Monday, Oct. 26, 1998

The System Bites Back/The Race For The Senate

By Romesh Ratnesar/Madison

If Russ Feingold's life were a movie, it would be The Candidate, the 1972 film in which Robert Redford plays a handsome young lawyer running for the U.S. Senate as a clean-playing liberal unbought by the political establishment. In 1992, as a handsome 39-year-old Harvard Law graduate, Feingold got elected to the Senate from Wisconsin by promising to play clean and refusing to be bought by the political establishment. There's just one twist: at the end of the movie, Redford sells out to win; but in his first term, Feingold has remained the Senate Democrat who never stops calling for reform of the campaign-finance system, even demanding that his own President's fund raising be investigated by an independent counsel. Early this year he pledged to spend just $3.8 million on his re-election--$1 for every Wisconsin voter--and to turn away any Democratic Party soft money, which interest groups and corporations can donate in unlimited amounts. "I'd rather lose my Senate seat than play that game," he likes to say.

And that's just what may happen. Which is why Redford himself, in all his rumpled blue-eyed splendor, showed up in Madison, Wis., last week to stump for the candidate who most closely resembles The Candidate. "I don't do this very often," Redford told fellow party loyalists Wednesday night. "But I'm here because he believes in us." And because Feingold needs him desperately: the incumbent is currently lodged in a dead heat in his race against Republican Congressman Mark Neumann. The reason: Feingold not only limited his campaign spending and refused soft money; he also discouraged ads from advocacy groups attacking Neumann--positions consistent with the campaign-finance-reform bill he sponsored with Arizona's John McCain. Neumann, meanwhile, matched Feingold's pledge to hold down spending, but he happily allowed the G.O.P. to dump soft money into the race and to pulverize Feingold with two months' worth of blistering attack ads. By the time Feingold aired his first response in September, paid for with hard money from his own campaign, the average Wisconsin voter had already seen 20 ads against him. Many are clever, but some are downright false. One blasts Feingold for supporting Clinton's $16 billion stimulus package in 1993, and another for funding Russian space-monkey experiments--programs that Feingold actually opposed.

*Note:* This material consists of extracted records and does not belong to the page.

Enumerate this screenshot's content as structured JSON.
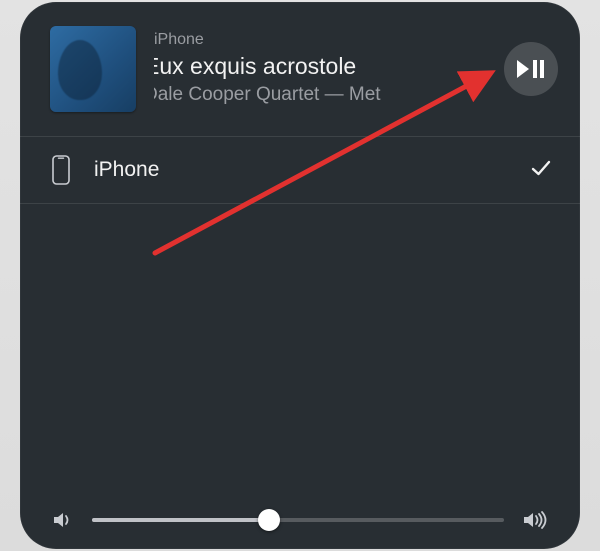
{
  "now_playing": {
    "source_device_label": "iPhone",
    "track_title": "Eux exquis acrostole",
    "track_artist": "Dale Cooper Quartet — Met"
  },
  "device_list": {
    "items": [
      {
        "label": "iPhone",
        "selected": true
      }
    ]
  },
  "volume": {
    "value_percent": 43
  },
  "annotation": {
    "arrow_color": "#e2312f"
  }
}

Feingold has done his best to take advantage of his iconoclastic campaign. He calls it "an experiment in American government," and has taken to pronouncing himself "the big underdog," targeted by a money-loving Republican establishment. "They're dying to take the Feingold off McCain-Feingold," he says. Neumann, a former math teacher and homebuilder, argues that Feingold isn't the goody-goody he claims to be: over Feingold's objections, the League of Conservation Voters and the AFL-CIO have run a few advocacy ads criticizing Neumann. "It would be O.K. if he weren't such a hypocrite about it," says Neumann. "But he wants the Republican Party to go away and to leave the prim and proper Democrats alone." Last week Neumann, stuck in budget talks in Washington, excoriated Feingold for staying on the campaign trail. "Tell him to get off his dead butt and get the job done," he said.

The election may turn on how voters respond to such bile. Feingold says he plans to go "intensely positive" with his own advertising blitz in the next weeks, banking on backlash votes from reform-minded moderates turned off by Neumann's negative ads and the campaign-finance system that supports them. Neumann, elected to Congress in 1994 as a number-crunching budget cutter, has aimed his recent TV spots at Feingold's vote against a ban on partial-birth abortions and at his opposition to a constitutional amendment outlawing flag burning. The idea is to whip social conservatives into a holy frenzy and get them to the polls, with the expectation that Monica-weary Democrats will stay home. "It's going to be won or lost on turnout," Neumann says. "And I've got to believe we're in pretty good shape there."

Campaigning last week, Feingold was confident that the impeachment wranglings would mobilize his people too. "The level of partisanship has made a number of Democrats who thought of not voting think they should come out and make a statement," he said. Having sworn off the money that would have funded a sophisticated media campaign, Feingold doesn't have much more to lean on. Last week he made a campaign stop at Robinson Elementary School in Beloit, Wis. Fewer than 20 people attended--some local party officials, a few teachers and a handful of kids whose parents were late to pick them up. Standing in front of the school, Feingold spoke for 10 minutes on his plans for reducing class sizes; a few more listeners trickled in. As Feingold went on, his voice could barely be heard above the steady stream of cars driving right by.